Installing Zorin 17 on Second Drive where Windows 11 is on First Drive

I have a laptop which has two separate SSD drives. a 256GB drive which has Windows 11, and an empty 64GB empty SSD drive. I also have a bootable USB with Zorin Core 17 on it.

I am completely new to Linux but would like to keep Window on its existing drive and add Zorin to the currently empty drive.

I have read some forum answers about this, but I'm still worried I may accidentally delete Windows 11.

Can anyone provide step-by-step instructions on how to install Zorin to the separate drive for someone completely new to Linux, or point me in the right direction to already published easy to understand instructions?

Just to be clear, I don't want to install Zorin alongside the existing Windows 11, I do want to install Zorin on one drive where Windows 11 is on a different drive on the same laptop.

Thank you for any help


The easiest way to do this is to remove the SSD that has Windows on it so you can do a clean install of Zorin on the Empty SSD. After you have installed Zorin, replace the SSD with Windows on it.
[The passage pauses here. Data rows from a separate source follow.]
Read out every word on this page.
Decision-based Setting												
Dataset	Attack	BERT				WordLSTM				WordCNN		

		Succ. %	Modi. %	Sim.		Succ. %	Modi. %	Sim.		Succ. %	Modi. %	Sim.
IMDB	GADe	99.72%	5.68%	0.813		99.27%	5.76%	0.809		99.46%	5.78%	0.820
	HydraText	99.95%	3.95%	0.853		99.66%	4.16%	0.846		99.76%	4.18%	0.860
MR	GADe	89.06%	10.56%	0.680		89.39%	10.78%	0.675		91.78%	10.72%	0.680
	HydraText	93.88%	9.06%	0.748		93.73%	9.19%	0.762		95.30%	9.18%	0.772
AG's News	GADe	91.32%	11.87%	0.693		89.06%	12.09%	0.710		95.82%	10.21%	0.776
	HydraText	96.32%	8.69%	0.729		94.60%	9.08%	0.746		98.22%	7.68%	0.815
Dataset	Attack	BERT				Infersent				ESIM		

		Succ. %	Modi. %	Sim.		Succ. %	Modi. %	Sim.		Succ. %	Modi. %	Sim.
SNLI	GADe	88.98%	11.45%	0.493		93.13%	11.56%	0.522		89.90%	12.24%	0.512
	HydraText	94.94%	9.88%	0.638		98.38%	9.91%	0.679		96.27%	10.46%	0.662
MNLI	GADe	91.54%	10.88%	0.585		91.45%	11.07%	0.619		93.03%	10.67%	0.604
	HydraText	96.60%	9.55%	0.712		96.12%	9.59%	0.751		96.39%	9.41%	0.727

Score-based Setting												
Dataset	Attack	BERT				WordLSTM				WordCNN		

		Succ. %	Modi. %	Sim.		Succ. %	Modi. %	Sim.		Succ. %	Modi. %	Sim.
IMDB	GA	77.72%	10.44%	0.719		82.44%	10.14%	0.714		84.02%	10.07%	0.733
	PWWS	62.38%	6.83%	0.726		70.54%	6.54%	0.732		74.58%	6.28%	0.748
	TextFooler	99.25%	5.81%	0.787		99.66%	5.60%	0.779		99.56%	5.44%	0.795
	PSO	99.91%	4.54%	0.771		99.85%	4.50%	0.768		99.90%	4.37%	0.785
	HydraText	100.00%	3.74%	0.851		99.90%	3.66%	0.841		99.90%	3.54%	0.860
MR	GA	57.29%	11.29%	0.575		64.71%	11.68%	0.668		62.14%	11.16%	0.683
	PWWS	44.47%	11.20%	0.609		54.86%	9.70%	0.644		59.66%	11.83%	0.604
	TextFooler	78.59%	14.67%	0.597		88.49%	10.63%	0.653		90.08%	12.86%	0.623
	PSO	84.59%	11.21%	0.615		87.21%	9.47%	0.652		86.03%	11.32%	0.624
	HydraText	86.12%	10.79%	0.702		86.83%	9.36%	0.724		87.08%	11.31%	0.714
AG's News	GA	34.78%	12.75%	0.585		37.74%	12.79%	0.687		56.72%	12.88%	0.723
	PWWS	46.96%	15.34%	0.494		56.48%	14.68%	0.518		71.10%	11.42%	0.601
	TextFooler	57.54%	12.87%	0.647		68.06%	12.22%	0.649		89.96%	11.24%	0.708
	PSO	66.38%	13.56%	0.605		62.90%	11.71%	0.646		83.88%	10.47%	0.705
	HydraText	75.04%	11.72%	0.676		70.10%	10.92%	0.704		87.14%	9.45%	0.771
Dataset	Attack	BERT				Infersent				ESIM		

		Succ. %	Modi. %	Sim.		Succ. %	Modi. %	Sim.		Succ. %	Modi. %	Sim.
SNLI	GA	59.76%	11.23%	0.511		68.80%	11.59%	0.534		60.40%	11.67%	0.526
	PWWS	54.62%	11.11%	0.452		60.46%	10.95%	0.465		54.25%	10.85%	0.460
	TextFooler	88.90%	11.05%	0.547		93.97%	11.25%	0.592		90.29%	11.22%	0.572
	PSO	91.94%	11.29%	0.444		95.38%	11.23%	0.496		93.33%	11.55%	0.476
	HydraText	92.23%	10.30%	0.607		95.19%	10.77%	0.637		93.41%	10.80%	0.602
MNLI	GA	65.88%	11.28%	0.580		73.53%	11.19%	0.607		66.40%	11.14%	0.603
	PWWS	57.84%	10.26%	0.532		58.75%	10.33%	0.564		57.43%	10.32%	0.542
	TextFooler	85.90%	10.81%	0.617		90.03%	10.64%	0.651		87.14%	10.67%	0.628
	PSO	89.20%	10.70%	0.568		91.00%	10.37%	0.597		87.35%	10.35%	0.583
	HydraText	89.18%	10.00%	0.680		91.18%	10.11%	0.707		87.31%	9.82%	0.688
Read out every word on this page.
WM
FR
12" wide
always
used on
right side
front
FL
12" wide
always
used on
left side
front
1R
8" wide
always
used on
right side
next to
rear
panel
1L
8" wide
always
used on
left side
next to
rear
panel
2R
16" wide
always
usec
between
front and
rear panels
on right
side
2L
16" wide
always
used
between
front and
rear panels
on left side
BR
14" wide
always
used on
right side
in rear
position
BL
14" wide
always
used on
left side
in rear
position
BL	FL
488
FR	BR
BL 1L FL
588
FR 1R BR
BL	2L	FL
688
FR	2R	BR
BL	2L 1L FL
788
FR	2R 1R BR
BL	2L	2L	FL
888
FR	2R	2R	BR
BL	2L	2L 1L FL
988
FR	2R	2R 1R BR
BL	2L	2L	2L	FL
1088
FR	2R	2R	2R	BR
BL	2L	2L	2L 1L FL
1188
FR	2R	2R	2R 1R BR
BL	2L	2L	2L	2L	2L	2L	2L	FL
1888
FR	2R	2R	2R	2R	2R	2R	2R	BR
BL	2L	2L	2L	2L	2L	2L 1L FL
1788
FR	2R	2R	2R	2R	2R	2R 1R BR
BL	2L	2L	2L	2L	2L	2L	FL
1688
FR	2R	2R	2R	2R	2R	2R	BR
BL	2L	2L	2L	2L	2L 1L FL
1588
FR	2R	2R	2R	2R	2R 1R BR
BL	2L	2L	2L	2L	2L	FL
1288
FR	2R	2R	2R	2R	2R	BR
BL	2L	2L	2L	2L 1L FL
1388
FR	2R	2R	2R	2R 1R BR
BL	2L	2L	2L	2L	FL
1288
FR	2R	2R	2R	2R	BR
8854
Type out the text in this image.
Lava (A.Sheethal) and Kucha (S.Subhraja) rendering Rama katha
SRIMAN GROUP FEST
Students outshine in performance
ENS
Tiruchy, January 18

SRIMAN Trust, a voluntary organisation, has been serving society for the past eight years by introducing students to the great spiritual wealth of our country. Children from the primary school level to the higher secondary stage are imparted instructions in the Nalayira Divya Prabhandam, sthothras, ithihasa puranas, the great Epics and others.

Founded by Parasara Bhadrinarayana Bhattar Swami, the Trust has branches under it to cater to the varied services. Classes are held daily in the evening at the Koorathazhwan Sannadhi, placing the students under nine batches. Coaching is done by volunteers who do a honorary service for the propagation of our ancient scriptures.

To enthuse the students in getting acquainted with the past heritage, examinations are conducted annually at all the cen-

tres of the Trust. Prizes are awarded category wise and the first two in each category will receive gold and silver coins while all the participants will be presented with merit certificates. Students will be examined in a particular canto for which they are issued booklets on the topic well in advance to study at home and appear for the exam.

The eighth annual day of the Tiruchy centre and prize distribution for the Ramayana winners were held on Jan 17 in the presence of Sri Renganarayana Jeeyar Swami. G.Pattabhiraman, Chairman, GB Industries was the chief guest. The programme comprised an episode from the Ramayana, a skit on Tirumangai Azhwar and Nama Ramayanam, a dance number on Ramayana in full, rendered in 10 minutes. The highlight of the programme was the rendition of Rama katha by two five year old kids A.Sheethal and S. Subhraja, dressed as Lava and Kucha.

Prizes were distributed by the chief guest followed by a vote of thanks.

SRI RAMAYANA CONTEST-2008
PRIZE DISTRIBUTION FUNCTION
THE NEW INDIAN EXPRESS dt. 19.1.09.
Next, go into the BIOS to select the Zorin drive to boot from. Once in Zorin, update GRUB so that it picks up Windows. Open a terminal and enter:

sudo update-grub

An issue you will come up against is a time error of 1 hour between Windows and Linux. To resolve this issue:

This has turned out to be really easy, even for someone completely new to Linux.

I managed to find step-by-step instructions for dual booting two separate drives, the first with Windows 11 already on it, and the second to be used for a new install of Linux. This worked for me, and the full instructions are at How to Dual Boot Windows 11 and Linux on Separate Hard Drives

Those instructions assume the second drive may already have content on it, so includes details on how to create a separate partition to install Linux on. If your second drive is new, or empty, then you don't need to create any partitions, and the brief instructions are as follows (they assume you have already created a bootable Zorin USB drive).

  1. Make sure your new or empty second drive has been initialized and can be seen in Windows if that has not already been done (instructions are on the above-mentioned website). I didn't need to do this, as Windows could already see my second drive.

  2. Use Windows Disk Management to create a quick format of your second drive to NTFS format, and rename the second drive as 'Linux' or 'Zorin' (instructions are on the above-mentioned website). Make a note of the size of your Windows drive and your Linux drive (it helps if they are different sizes!).

  3. Check what the BIOS hotkey is for your computer. This will vary by maker, but all I had to do for mine is hold down the F2 button whilst the laptop started.

  4. Insert your USB drive containing Zorin, and boot into your BIOS using your BIOS hotkey.

  5. Once in your BIOS edit the 'Boot' settings. It should list your Windows C drive first, followed by your USB drive. The order should be reversed, so the USB drive is listed first and the Windows drive second, and then the settings should be saved and closed (the way of changing the order is different depending upon your BIOS, but there should be easy to follow on-screen instructions).

  6. When you restart your computer it should boot from the USB drive and you should accept the choice of installing Zorin.

  7. Installing Zorin is quite straight forward and you simply follow all the prompts. When you get to the screen asking which drive you want to install on, you need to use the drop-down menu to make sure you select the correct drive. This should be obvious from the name of each drive, and even more obvious if the drives are of a different size.

  8. Once everything has been installed you will have a dual boot system with Windows on the original drive and Linux on your new or second drive. When you restart your computer should list your operating systems with Zorin first and Windows second. After a few seconds you will boot directly into Zorin. To boot into Windows, use those few seconds to scroll-down from the Zorin listing to the Windows listing and click on 'Enter'.


Thanks for your help. In the end I didn't need to remove the SSD, and I didn't need to update GRUB or use a terminal.